In questa città e non solo, appena si sente il mio cognome tutti trattengono il fiato.
La storia di mia madre ha fatto scalpore, essendo morta in un tragico incidente ed essendo una persona di grosso ceto sociale, come dicono le persone.
<<Siediti dove preferisci, ci sono alcuni banchi liberi.
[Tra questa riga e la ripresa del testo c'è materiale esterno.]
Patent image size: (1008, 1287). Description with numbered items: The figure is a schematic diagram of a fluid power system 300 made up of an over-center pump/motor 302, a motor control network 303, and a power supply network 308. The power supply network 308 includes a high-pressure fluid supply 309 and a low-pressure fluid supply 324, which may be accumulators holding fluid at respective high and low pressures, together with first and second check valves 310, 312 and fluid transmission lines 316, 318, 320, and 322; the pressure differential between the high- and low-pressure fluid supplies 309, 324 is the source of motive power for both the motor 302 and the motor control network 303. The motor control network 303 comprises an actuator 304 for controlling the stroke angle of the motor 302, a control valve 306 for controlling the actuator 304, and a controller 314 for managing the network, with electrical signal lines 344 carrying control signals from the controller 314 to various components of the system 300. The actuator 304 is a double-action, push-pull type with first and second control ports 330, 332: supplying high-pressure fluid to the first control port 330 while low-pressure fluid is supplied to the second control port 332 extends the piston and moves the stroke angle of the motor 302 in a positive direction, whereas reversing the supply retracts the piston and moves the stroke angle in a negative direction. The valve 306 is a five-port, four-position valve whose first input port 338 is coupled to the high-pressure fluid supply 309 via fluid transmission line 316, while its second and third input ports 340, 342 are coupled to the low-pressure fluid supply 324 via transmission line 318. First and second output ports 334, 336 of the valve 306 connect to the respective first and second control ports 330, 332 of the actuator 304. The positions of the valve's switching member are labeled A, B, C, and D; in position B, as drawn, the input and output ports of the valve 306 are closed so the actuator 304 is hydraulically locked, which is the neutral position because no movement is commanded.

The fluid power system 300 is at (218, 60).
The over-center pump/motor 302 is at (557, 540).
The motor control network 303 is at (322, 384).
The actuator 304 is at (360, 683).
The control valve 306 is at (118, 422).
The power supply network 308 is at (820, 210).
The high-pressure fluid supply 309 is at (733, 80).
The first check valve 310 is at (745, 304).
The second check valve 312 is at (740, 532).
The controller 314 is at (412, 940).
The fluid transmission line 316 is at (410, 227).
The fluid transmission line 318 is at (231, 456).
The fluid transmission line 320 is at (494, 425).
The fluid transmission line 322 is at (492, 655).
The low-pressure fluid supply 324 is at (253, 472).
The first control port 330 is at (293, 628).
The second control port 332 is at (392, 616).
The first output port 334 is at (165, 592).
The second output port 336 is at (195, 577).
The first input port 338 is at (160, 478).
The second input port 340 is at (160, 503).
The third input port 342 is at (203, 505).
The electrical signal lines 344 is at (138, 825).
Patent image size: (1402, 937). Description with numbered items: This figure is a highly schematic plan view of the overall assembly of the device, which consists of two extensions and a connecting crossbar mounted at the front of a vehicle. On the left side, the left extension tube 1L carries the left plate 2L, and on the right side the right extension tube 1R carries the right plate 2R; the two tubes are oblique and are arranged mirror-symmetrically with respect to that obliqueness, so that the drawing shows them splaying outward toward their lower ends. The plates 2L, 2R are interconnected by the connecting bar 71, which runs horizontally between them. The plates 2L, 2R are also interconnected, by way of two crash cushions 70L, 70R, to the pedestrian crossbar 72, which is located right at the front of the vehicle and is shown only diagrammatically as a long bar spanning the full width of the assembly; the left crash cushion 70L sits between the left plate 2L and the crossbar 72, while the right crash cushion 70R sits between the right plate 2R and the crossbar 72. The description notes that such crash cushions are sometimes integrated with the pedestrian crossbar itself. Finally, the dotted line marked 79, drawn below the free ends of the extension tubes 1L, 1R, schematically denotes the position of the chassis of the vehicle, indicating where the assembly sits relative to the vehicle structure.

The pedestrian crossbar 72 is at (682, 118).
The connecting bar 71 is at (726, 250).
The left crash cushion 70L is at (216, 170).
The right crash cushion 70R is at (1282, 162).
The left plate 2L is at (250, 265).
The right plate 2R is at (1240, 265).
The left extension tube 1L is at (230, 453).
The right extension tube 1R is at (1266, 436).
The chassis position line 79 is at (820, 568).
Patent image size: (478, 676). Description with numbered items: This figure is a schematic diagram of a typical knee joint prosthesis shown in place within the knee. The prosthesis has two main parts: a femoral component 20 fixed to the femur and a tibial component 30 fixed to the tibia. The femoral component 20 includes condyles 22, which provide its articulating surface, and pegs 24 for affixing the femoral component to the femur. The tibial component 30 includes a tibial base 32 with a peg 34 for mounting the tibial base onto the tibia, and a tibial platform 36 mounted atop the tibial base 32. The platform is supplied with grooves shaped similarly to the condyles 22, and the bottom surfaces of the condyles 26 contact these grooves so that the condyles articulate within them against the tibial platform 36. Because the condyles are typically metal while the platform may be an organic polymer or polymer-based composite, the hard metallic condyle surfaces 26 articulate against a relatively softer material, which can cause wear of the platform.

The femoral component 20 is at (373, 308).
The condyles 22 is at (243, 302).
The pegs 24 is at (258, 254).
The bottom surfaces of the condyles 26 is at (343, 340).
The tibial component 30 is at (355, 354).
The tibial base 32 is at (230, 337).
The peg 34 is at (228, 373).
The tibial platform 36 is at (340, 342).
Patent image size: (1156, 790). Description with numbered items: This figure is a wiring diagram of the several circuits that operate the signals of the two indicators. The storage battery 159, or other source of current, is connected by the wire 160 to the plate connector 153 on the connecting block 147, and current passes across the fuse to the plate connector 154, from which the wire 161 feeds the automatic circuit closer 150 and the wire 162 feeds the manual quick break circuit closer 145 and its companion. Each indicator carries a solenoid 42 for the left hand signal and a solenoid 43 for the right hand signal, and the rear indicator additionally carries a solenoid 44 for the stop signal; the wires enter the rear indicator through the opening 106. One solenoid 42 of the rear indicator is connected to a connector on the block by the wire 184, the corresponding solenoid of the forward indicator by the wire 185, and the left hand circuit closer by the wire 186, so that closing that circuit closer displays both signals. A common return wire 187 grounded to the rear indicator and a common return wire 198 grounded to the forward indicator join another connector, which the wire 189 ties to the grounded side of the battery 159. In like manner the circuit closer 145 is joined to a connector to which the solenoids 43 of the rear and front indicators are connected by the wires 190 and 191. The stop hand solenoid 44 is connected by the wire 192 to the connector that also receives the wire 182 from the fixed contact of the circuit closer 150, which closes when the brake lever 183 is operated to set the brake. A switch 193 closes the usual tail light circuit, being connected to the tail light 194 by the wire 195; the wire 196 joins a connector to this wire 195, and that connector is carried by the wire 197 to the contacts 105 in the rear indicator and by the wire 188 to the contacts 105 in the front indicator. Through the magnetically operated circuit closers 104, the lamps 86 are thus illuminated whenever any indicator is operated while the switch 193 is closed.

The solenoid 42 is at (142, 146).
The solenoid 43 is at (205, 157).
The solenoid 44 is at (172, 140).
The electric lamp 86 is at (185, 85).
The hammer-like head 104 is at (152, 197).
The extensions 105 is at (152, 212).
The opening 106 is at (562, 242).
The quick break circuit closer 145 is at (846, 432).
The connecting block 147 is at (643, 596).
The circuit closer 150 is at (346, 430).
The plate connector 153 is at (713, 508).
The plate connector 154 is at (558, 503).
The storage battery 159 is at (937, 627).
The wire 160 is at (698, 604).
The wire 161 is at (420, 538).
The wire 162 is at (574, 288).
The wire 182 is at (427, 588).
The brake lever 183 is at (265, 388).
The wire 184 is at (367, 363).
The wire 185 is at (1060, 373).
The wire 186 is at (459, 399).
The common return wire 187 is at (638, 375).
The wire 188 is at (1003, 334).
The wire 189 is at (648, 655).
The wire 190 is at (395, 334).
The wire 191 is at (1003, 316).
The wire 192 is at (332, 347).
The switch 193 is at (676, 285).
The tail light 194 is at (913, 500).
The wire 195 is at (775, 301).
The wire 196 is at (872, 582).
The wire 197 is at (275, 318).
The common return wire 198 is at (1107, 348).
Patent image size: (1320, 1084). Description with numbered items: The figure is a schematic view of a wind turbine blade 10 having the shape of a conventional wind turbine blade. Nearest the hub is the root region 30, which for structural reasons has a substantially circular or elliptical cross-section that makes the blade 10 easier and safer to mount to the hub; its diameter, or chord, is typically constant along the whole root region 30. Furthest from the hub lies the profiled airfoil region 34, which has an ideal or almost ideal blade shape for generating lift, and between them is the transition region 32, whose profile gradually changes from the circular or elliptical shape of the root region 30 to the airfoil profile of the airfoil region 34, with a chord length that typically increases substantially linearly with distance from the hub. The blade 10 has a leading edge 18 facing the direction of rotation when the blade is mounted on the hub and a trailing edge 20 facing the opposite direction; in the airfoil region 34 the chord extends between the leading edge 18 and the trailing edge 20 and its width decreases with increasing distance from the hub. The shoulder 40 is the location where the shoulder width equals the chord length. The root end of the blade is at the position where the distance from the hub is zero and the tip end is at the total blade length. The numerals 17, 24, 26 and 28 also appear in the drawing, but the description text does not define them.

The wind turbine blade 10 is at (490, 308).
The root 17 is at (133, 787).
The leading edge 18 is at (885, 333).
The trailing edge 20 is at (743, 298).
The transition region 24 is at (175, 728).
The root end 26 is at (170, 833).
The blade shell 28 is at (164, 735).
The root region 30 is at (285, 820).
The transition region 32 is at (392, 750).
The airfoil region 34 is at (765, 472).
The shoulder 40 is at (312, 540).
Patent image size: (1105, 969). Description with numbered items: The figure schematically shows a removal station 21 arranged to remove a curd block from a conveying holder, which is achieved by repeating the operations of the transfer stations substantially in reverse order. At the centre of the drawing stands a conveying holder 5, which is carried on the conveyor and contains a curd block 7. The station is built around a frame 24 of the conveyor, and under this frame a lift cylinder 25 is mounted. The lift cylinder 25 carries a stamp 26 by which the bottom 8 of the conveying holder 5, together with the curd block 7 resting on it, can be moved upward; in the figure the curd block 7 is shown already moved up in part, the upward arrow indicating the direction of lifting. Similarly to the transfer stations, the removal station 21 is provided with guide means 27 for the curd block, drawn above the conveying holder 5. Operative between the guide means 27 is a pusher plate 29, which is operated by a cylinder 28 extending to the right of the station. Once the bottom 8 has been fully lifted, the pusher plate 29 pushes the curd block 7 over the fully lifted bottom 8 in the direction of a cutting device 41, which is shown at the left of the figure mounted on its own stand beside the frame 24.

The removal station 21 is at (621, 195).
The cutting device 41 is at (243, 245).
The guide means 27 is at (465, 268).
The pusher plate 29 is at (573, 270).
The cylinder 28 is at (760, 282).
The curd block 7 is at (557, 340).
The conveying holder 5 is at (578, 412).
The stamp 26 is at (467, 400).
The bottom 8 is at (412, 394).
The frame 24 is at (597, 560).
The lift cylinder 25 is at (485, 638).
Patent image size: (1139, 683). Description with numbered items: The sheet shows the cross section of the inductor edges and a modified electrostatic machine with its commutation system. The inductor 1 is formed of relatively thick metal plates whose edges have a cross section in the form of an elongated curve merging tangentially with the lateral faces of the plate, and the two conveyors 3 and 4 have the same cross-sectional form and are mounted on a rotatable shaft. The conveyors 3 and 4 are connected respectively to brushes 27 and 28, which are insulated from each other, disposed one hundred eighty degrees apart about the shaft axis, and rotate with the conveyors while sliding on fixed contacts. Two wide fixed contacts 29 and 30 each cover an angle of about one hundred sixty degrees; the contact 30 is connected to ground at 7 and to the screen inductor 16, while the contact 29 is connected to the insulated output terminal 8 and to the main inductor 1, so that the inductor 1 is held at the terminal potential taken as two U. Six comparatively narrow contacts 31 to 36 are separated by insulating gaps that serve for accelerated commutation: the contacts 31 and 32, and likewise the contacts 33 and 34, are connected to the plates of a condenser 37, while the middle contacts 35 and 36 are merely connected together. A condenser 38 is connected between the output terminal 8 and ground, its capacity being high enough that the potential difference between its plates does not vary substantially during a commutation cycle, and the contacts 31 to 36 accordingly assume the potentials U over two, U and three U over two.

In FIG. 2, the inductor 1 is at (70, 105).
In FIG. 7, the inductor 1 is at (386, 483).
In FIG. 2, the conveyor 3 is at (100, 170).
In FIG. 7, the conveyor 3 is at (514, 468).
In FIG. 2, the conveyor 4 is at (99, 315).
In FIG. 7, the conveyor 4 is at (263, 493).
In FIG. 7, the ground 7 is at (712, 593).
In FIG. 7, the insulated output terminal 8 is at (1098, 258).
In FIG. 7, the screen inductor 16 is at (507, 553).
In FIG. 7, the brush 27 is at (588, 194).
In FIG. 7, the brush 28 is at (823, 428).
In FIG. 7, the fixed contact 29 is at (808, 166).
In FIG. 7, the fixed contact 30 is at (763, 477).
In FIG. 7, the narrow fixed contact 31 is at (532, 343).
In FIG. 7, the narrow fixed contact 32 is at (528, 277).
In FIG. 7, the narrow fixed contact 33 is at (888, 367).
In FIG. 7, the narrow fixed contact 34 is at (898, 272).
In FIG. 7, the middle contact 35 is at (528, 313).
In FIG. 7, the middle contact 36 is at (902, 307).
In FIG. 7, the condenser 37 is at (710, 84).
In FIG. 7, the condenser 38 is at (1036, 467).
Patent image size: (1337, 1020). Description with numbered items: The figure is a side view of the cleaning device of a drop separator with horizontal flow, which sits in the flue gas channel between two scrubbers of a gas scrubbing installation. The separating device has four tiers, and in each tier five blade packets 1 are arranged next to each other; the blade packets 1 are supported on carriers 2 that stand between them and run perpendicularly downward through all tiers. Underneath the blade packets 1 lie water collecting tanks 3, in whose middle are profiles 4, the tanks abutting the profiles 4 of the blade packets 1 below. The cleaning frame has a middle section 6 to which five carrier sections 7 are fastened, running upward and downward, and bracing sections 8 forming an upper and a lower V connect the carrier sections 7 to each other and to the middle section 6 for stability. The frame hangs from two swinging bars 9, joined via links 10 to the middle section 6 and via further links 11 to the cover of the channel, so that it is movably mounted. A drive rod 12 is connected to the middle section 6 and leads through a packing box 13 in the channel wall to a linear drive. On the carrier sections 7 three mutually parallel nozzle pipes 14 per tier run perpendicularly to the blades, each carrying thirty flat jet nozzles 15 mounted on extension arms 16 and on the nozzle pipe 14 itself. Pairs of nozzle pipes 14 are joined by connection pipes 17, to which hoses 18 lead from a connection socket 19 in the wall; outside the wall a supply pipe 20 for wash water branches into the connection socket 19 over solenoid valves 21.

Io sono la professoressa Williams, l'insegnante d'inglese>>

Cammino fra i banchi evitando gli sguardi addosso a me, e mi siedo nel penultimo posto accanto alla finestra.
<<Da dove vieni Alaska?>> mi chiede l'insegnante utilizzando il suo tablet.
<<Da qui>> rispondo semplicemente.
<<Questo lo sapevamo benissimo tutti quanti, ma intendo... che scuola frequentavi prima di
questa?>>
Reggo il suo sguardo con la fronte corrucciata.
La storia di mia madre, come ho già detto, è passata sulle orecchie di tutti, ma quella di mio padre no.
È rimasta un segreto, una specie di mistero.
I miei genitori erano dei benestanti, ed è normale che certe notizie girino, ma mio padre ha fatto in modo che il nome della famiglia non venisse infangato.
Ha nascosto il suo arresto, ciò che mi aveva fatto, e siamo semplicemente scomparsi da questa città.
Nessuno ha saputo più niente.
<<Non credo che sia affar suo>> dico mantenendo il mio giuramento dalla nascita, di conservare il mistero legato alla mia famiglia.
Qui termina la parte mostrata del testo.